La lettre prémonitoire du journaliste syrien Naji Jerf, assassiné en Turquie
Reporters sans frontières (RSF) est bouleversée par l’assassinat du journaliste syrien Naji Jerf, abattu le 27 décembre 2015 en Turquie. En contact avec l’organisation, il évoquait les menaces qui pesaient sur lui et s’apprêtait à rejoindre la France.
Le documentariste avait obtenu un visa pour la France, où il devait se rendre début janvier. Naji Jerf a été abattu en pleine rue à Gaziantep (sud-est de la Turquie), où il travaillait depuis trois ans. Fondateur et rédacteur en chef du magazine d’opposition Henta, il avait réalisé plusieurs films documentaires sur les exactions commises par le groupe Etat islamique et le régime syrien.
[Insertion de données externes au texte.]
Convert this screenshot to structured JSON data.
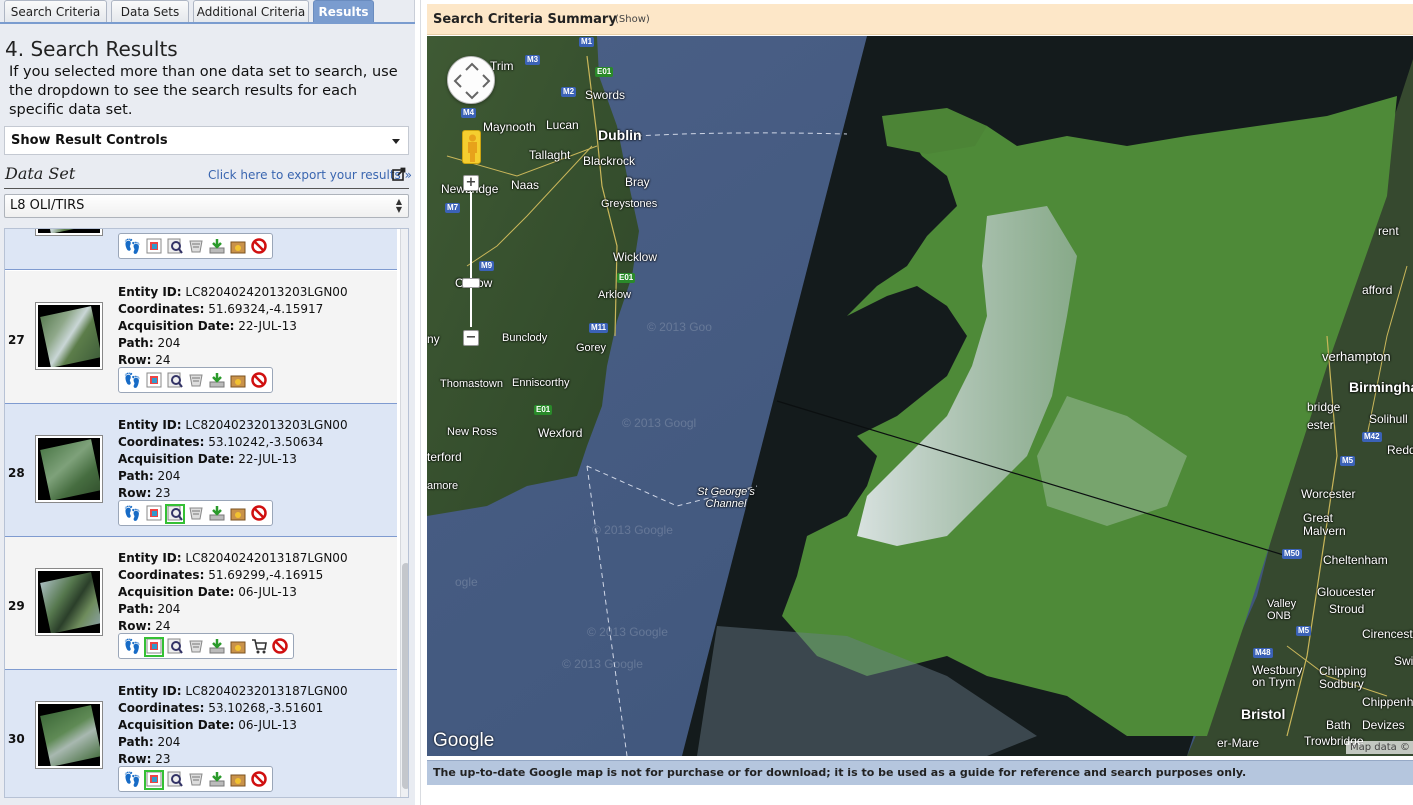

Reporters sans frontières (RSF) était en contact étroit avec ce journaliste qui rêvait d’offrir à ses deux filles le “niveau d’enseignement supérieur” proposé par la France.
RSF avait notamment intercédé en sa faveur pour l’obtention d’un visa. Dans sa lettre aux autorités françaises qui lui a permis d’obtenir ce visa, Naji Jerf confiait ses craintes pour sa sécurité et son espoir de s’établir dans un pays “respectueux des droits de l’homme”. Fin juillet, il écrivait à l’ambassadeur de France en Turquie, dans le cadre de sa demande officielle : “J’habite maintenant dans la ville turque de Gaziantep et ma propre sécurité est de plus en plus difficile, après une augmentation des menaces envers moi et ma famille, surtout parce que je suis laïque et que je fais partie de la minorité ismaélienne Alaghkhanih ciblée par les djihadistes”. La France lui a accordé la protection qu’il réclamait, mais les tueurs ont agi avant son départ.
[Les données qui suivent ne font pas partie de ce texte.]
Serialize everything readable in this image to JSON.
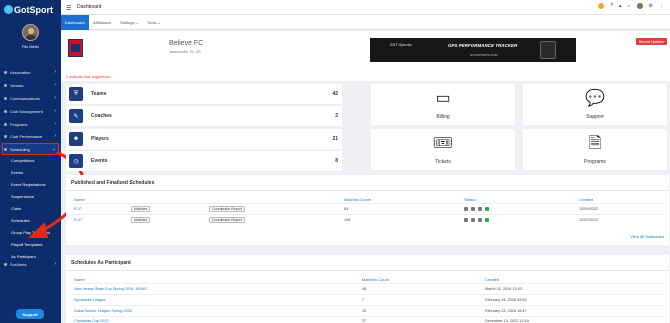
{
  "app": {
    "logo_text": "GotSport",
    "page_title": "Dashboard"
  },
  "user": {
    "name": "Rio Mello"
  },
  "sidebar": {
    "items": [
      {
        "label": "Association"
      },
      {
        "label": "Venues"
      },
      {
        "label": "Communications"
      },
      {
        "label": "Club Management"
      },
      {
        "label": "Programs"
      },
      {
        "label": "Club Performance"
      },
      {
        "label": "Scheduling"
      }
    ],
    "scheduling_sub": [
      {
        "label": "Competitions"
      },
      {
        "label": "Events"
      },
      {
        "label": "Event Registrations"
      },
      {
        "label": "Suspensions"
      },
      {
        "label": "Clubs"
      },
      {
        "label": "Schedules"
      },
      {
        "label": "Group Play Templates"
      },
      {
        "label": "Playoff Templates"
      },
      {
        "label": "As Participant"
      }
    ],
    "bottom_item": {
      "label": "SurAlerts"
    },
    "support_label": "Support"
  },
  "tabs": [
    {
      "label": "Dashboard"
    },
    {
      "label": "Affiliations"
    },
    {
      "label": "Settings ⌄"
    },
    {
      "label": "Tools ⌄"
    }
  ],
  "club": {
    "name": "Believe FC",
    "location": "Jacksonville, FL, US",
    "duplicate_notice": "1 duplicate user suggestions ›",
    "recent_updates": "Recent Updates"
  },
  "banner": {
    "brand": "SST Sports",
    "headline": "GPS PERFORMANCE TRACKER",
    "url": "STATSPORTS.COM"
  },
  "stats": [
    {
      "label": "Teams",
      "value": "42",
      "icon": "shield-icon"
    },
    {
      "label": "Coaches",
      "value": "2",
      "icon": "coach-icon"
    },
    {
      "label": "Players",
      "value": "21",
      "icon": "players-icon"
    },
    {
      "label": "Events",
      "value": "8",
      "icon": "clock-icon"
    }
  ],
  "tiles": [
    {
      "label": "Billing",
      "icon": "billing-icon"
    },
    {
      "label": "Support",
      "icon": "chat-icon"
    },
    {
      "label": "Tickets",
      "icon": "ticket-icon"
    },
    {
      "label": "Programs",
      "icon": "document-icon"
    }
  ],
  "published": {
    "title": "Published and Finalized Schedules",
    "headers": {
      "name": "Name",
      "matches": "Matches Count",
      "status": "Status",
      "created": "Created"
    },
    "rows": [
      {
        "name": "R-17",
        "matches_btn": "Matches",
        "report_btn": "Coordinator Report",
        "matches_count": "63",
        "created": "12/09/2022"
      },
      {
        "name": "R-17",
        "matches_btn": "Matches",
        "report_btn": "Coordinator Report",
        "matches_count": "106",
        "created": "12/07/2022"
      }
    ],
    "view_all": "View All Schedules"
  },
  "participant": {
    "title": "Schedules As Participant",
    "headers": {
      "name": "Name",
      "matches": "Matches Count",
      "created": "Created"
    },
    "rows": [
      {
        "name": "New Jersey State Cup Spring 2026- DEMO",
        "matches_count": "48",
        "created": "March 02, 2026 13:03"
      },
      {
        "name": "Sportswire League",
        "matches_count": "7",
        "created": "February 24, 2026 09:54"
      },
      {
        "name": "Dukal Soccer League Spring 2026",
        "matches_count": "15",
        "created": "February 03, 2026 16:47"
      },
      {
        "name": "Christmas Cup 2022",
        "matches_count": "27",
        "created": "December 13, 2022 12:19"
      }
    ]
  }
}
“Cet assassinat démontre une fois de plus à quel point les journalistes syriens réfugiés en Turquie sont vulnérables. Il envoie un signal d’intimidation intolérable à tous les collègues de Naji Jerf, souligne Christophe Deloire, secrétaire général de RSF. Nous en appelons instamment aux autorités turques pour qu’elles fassent toute la lumière sur cette affaire. Ankara doit enfin prendre toutes les mesures nécessaires pour assurer la sécurité des journalistes syriens en exil.”
Originaire de Salamyeh, dans la province de Hama, Naji Jerf avait documenté les exactions du régime syrien et coordonné le travail de citoyens-journalistes au début du soulèvement populaire. Identifié par les services de renseignements, il avait été contraint de se cacher après la mise à sac de son bureau, en octobre 2012 avant de parvenir à quitter le pays un mois plus tard. Il poursuivait ses activités professionnelles depuis Gaziantep et conduisait ponctuellement des formations pour des journalistes indépendants syriens.
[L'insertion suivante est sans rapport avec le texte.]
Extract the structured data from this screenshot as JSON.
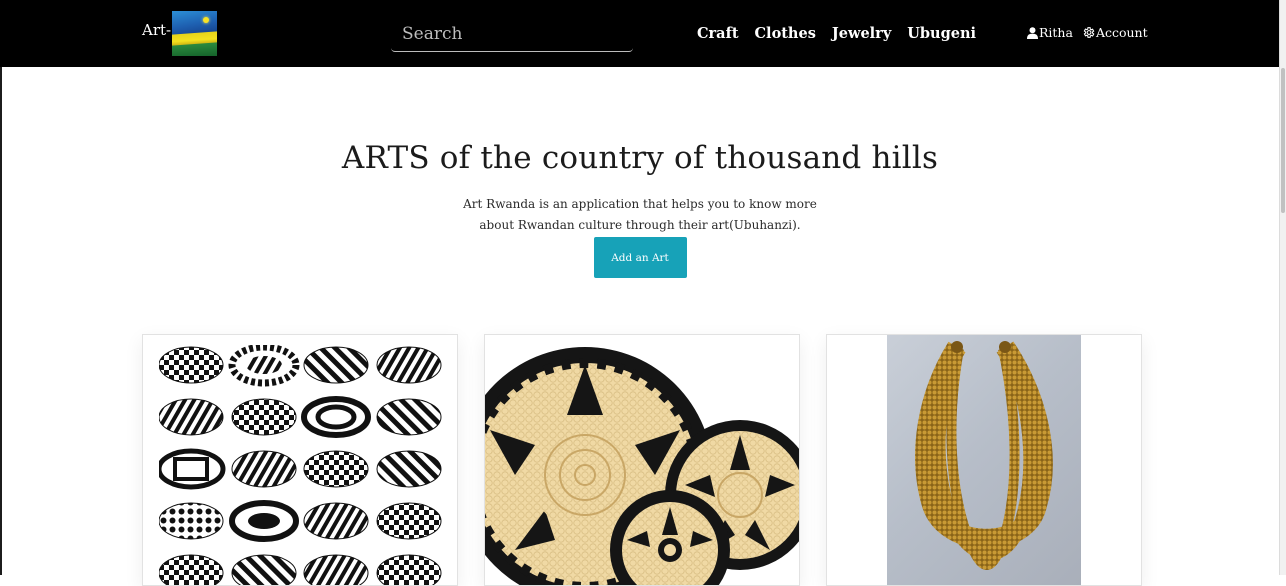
{
  "nav": {
    "brand_text": "Art-",
    "flag_name": "rwanda-flag",
    "search_placeholder": "Search",
    "links": [
      "Craft",
      "Clothes",
      "Jewelry",
      "Ubugeni"
    ],
    "user_label": "Ritha",
    "account_label": "Account"
  },
  "hero": {
    "title": "ARTS of the country of thousand hills",
    "description": "Art Rwanda is an application that helps you to know more about Rwandan culture through their art(Ubuhanzi).",
    "button_label": "Add an Art"
  },
  "cards": [
    {
      "image_name": "optical-illusion-patterns"
    },
    {
      "image_name": "rwandan-baskets"
    },
    {
      "image_name": "gold-beaded-necklace"
    }
  ],
  "colors": {
    "navbar": "#000000",
    "accent": "#17a2b8",
    "text": "#1b1b1b"
  }
}
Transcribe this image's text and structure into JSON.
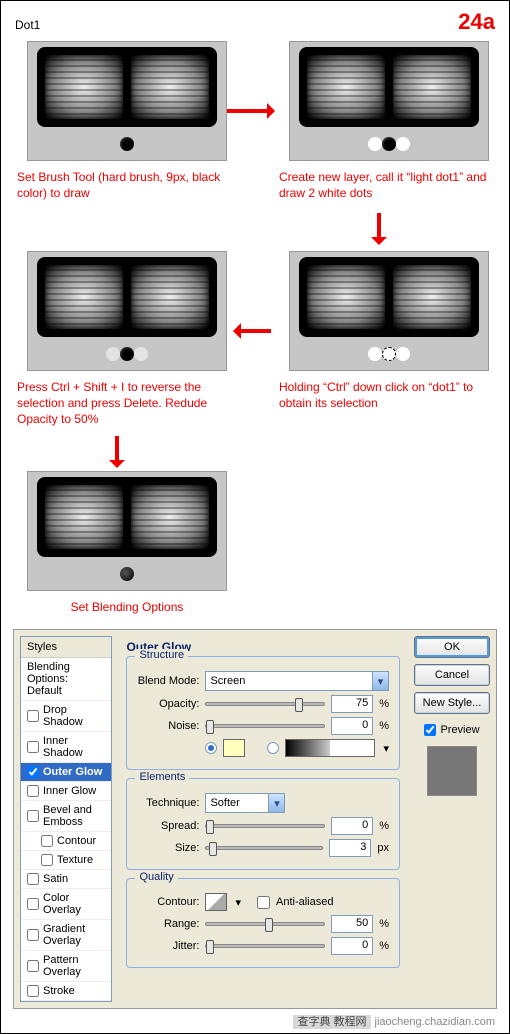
{
  "header": {
    "title": "Dot1",
    "step": "24a"
  },
  "flow": {
    "c1": {
      "caption": "Set Brush Tool (hard brush, 9px, black color) to draw"
    },
    "c2": {
      "caption": "Create new layer, call it “light dot1” and draw 2 white dots"
    },
    "c3": {
      "caption": "Holding “Ctrl” down click on “dot1” to obtain its selection"
    },
    "c4": {
      "caption": "Press Ctrl + Shift + I to reverse the selection and press Delete. Redude Opacity to 50%"
    },
    "c5": {
      "caption": "Set Blending Options"
    }
  },
  "styles": {
    "header": "Styles",
    "blending": "Blending Options: Default",
    "items": {
      "dropShadow": "Drop Shadow",
      "innerShadow": "Inner Shadow",
      "outerGlow": "Outer Glow",
      "innerGlow": "Inner Glow",
      "bevel": "Bevel and Emboss",
      "contour": "Contour",
      "texture": "Texture",
      "satin": "Satin",
      "colorOverlay": "Color Overlay",
      "gradientOverlay": "Gradient Overlay",
      "patternOverlay": "Pattern Overlay",
      "stroke": "Stroke"
    }
  },
  "outerGlow": {
    "title": "Outer Glow",
    "structure": {
      "legend": "Structure",
      "blendMode": {
        "label": "Blend Mode:",
        "value": "Screen"
      },
      "opacity": {
        "label": "Opacity:",
        "value": "75",
        "unit": "%"
      },
      "noise": {
        "label": "Noise:",
        "value": "0",
        "unit": "%"
      }
    },
    "elements": {
      "legend": "Elements",
      "technique": {
        "label": "Technique:",
        "value": "Softer"
      },
      "spread": {
        "label": "Spread:",
        "value": "0",
        "unit": "%"
      },
      "size": {
        "label": "Size:",
        "value": "3",
        "unit": "px"
      }
    },
    "quality": {
      "legend": "Quality",
      "contour": "Contour:",
      "antialiased": "Anti-aliased",
      "range": {
        "label": "Range:",
        "value": "50",
        "unit": "%"
      },
      "jitter": {
        "label": "Jitter:",
        "value": "0",
        "unit": "%"
      }
    }
  },
  "buttons": {
    "ok": "OK",
    "cancel": "Cancel",
    "newStyle": "New Style...",
    "preview": "Preview"
  },
  "watermark": {
    "cn": "查字典 教程网",
    "url": "jiaocheng.chazidian.com"
  }
}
Les menaces à l’encontre de Naji Jerf se sont aggravées à partir de l’été 2015, du fait de ses enquêtes sur les exactions du groupe Etat islamique (EI). Son film “L’EI à Alep”, qui documentait l’exécution de nombreux activistes syriens par l’organisation djihadiste, avait été diffusé en novembre. Naji Jerf s’était par ailleurs rapproché du collectif de journalistes “Raqqa est massacrée en silence”, dont les membres sont traqués par l’EI et déclarés “ennemis de Dieu”.
L’assassinat de Naji Jerf n’a pour l’heure pas été revendiqué. Celui de son collègue Ibrahim Abdelkader, le 30 octobre à Sanliurfa, avait été revendiqué par le groupe Etat islamique.